I didn’t realize Winnipeg had earned the dubious distinction of being the ‘car-theft capital of Canada’. (I did know that during especially cold spells, people left their cars running and other people ‘borrowed’ them to avoid freezing.)
But I guess if you were living there, the car-theft moniker is something you would have been all too familiar with. And, if I was planning any sort of car marketing program in Winnipeg, that little detail would have been easy to suss out.
However, in yesterday’s Globe and Mail (subscription required), there was a story about how Ford of Canada had to apologize to Winnipeg for an SUV print ad they ran with the slogan, ‘Drive it like you stole it’. The company has since pulled the campaign.
I suppose the marketing agency thought the concept was creative and edgy. What they didn’t realize was that in addition to calling out the City’s epithet, the ad ran on the same day as a front-page Winnipeg Free Press story about a youth who was being sentenced for killing a cyclist, while driving a stolen car.
So who’s to blame? Ford? The advertising agency? I’d say they’re both responsible.
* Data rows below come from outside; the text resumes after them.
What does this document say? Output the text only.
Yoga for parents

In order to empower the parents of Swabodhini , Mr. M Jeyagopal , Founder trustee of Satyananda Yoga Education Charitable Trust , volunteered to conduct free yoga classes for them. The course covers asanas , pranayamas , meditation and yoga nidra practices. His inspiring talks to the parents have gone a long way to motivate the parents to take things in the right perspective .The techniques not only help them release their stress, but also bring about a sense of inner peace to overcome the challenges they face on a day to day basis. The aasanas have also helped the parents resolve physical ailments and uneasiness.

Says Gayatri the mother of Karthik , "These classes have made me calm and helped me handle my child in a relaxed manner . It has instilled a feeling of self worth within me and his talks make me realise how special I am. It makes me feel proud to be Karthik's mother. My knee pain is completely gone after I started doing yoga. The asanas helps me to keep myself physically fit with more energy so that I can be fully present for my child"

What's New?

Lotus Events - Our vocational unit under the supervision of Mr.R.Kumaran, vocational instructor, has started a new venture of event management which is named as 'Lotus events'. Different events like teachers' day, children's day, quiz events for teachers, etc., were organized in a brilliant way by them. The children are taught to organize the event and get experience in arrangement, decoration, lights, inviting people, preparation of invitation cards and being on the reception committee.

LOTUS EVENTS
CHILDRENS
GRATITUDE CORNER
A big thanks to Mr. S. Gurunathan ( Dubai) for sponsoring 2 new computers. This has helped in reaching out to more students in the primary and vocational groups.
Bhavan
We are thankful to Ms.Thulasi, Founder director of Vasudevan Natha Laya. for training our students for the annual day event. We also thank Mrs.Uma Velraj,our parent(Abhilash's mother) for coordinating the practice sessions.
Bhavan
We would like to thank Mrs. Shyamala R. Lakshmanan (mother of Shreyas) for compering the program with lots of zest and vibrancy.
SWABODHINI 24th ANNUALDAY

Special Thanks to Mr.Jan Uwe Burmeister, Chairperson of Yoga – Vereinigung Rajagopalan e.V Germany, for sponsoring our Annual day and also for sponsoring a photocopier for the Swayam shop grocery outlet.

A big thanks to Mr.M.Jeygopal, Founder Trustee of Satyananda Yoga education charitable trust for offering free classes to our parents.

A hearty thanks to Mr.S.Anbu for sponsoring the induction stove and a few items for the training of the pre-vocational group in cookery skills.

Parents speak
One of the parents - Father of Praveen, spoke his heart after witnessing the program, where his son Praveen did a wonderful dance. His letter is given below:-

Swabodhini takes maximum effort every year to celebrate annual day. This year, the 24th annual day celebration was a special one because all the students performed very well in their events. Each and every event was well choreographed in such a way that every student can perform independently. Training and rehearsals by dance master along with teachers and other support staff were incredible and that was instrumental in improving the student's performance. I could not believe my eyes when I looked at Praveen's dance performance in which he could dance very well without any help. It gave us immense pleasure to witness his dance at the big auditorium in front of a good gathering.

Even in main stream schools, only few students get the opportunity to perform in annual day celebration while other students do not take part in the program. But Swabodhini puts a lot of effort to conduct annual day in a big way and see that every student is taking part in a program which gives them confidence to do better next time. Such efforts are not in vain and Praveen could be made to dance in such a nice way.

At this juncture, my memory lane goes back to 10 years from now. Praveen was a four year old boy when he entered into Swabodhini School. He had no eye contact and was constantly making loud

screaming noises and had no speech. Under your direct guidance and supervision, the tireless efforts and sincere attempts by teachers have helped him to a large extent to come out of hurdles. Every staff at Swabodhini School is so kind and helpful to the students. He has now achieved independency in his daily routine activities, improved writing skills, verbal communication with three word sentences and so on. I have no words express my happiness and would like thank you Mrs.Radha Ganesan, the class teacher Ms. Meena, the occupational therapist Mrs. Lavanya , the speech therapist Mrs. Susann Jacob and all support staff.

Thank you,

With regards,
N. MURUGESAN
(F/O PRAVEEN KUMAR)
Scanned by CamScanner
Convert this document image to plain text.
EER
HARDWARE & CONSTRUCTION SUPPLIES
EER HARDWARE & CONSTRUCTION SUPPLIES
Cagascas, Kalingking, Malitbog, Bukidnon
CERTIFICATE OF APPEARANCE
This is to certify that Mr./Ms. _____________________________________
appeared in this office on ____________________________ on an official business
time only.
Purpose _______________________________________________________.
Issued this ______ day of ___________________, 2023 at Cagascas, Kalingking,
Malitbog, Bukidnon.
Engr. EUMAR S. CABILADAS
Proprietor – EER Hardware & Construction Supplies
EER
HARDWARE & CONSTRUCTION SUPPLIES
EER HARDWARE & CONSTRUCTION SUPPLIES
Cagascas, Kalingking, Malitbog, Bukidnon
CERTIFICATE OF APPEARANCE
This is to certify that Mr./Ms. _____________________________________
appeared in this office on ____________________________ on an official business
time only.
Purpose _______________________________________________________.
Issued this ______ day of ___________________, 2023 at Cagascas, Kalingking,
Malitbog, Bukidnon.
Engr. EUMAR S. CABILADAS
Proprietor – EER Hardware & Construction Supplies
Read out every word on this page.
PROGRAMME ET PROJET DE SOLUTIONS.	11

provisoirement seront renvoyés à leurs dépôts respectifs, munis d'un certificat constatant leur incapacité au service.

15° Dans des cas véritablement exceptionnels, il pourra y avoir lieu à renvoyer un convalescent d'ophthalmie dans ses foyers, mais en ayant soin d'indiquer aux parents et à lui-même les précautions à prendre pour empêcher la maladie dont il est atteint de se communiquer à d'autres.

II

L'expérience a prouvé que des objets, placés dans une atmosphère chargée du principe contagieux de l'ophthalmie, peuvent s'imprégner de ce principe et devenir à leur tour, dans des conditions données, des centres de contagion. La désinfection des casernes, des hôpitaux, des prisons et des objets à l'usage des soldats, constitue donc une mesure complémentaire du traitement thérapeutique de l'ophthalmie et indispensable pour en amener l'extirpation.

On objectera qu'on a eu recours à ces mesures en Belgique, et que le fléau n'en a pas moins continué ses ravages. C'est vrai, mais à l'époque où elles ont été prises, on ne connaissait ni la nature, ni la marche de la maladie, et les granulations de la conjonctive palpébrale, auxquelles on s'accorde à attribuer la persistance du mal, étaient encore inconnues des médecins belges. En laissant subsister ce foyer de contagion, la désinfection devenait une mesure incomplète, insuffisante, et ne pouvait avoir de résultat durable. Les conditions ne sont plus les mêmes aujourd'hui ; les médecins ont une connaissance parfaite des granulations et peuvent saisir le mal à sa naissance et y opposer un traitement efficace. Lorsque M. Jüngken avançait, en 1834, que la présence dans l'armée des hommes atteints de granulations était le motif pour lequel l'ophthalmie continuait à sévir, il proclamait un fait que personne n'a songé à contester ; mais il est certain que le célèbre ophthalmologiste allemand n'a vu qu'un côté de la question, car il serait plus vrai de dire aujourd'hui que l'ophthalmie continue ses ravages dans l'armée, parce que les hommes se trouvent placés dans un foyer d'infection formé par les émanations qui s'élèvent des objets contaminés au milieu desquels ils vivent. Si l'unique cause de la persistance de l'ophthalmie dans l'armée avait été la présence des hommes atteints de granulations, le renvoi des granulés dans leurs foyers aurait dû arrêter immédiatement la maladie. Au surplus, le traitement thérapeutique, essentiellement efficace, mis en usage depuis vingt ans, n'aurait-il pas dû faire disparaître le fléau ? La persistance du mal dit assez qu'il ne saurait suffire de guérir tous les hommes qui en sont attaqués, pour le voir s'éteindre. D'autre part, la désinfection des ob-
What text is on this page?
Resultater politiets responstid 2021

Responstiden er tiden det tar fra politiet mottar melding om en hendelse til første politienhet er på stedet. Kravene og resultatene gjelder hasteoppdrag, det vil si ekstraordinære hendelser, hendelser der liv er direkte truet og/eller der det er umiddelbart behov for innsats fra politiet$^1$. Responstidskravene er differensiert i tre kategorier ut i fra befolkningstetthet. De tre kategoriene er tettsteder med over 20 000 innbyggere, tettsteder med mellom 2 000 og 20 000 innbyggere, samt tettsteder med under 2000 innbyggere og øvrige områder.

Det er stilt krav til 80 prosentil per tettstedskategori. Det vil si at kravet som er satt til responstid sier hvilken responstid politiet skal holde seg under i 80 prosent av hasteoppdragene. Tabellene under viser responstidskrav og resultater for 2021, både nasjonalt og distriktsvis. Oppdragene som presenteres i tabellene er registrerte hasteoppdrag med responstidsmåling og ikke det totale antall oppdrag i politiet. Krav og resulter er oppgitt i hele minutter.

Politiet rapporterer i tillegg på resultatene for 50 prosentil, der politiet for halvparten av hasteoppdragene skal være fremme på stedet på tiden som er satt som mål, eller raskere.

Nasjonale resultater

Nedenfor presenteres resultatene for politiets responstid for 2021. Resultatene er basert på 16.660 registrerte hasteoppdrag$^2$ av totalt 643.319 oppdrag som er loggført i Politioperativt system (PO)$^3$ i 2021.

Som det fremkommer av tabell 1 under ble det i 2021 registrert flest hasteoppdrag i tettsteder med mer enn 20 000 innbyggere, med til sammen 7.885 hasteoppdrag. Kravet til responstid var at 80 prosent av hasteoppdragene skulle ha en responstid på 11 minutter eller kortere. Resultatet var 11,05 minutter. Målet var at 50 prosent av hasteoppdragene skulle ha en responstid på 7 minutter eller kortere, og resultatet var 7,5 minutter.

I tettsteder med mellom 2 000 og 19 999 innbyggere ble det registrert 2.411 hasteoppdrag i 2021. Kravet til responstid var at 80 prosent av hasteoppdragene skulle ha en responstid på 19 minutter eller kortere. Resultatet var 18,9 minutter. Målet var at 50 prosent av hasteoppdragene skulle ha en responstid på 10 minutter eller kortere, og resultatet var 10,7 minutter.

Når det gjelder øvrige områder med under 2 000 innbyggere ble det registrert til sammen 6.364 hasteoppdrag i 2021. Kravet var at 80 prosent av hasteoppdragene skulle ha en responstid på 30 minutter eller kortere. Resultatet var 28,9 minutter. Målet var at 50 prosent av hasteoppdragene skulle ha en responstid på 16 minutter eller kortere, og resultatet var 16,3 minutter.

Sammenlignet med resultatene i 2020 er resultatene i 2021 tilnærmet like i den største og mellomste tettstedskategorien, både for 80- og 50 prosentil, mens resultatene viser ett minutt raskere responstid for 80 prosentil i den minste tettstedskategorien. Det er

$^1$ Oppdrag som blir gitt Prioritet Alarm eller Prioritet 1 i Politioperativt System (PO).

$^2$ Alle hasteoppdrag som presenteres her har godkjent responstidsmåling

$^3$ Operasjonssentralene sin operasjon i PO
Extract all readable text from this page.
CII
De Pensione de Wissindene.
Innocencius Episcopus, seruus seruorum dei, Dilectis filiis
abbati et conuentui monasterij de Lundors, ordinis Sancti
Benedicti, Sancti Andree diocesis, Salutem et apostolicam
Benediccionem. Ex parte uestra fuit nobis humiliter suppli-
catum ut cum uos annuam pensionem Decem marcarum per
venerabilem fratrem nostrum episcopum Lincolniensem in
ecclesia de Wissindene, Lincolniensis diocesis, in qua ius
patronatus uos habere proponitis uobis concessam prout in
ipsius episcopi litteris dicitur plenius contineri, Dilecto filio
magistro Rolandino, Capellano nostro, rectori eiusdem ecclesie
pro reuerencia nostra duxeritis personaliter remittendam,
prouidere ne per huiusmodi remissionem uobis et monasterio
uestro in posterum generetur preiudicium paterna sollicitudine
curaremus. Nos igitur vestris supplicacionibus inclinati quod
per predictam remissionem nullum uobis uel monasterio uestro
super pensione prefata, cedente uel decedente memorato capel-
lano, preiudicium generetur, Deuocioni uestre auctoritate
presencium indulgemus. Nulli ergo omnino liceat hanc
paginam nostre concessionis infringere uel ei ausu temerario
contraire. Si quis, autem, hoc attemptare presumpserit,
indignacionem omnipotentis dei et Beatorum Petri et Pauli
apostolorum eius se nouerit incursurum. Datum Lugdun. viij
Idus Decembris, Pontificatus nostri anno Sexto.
This type of situation should be fairly easy to avoid if an organization takes the time to get to know its market, build relationships on a grassroots level and not simply apply a one-size-fits-all approach.
Sounds like PR doesn’t it?
We develop an understanding of a community by thoroughly researching and identifying local issues, idiosyncrasies and trends, and conducting in-depth environmental scans that help spot potential hot buttons.
Perhaps companies should look to their PR counsel to provide this type of strategic intelligence at the outset of a marketing program, so they can avoid backing up into a brick wall.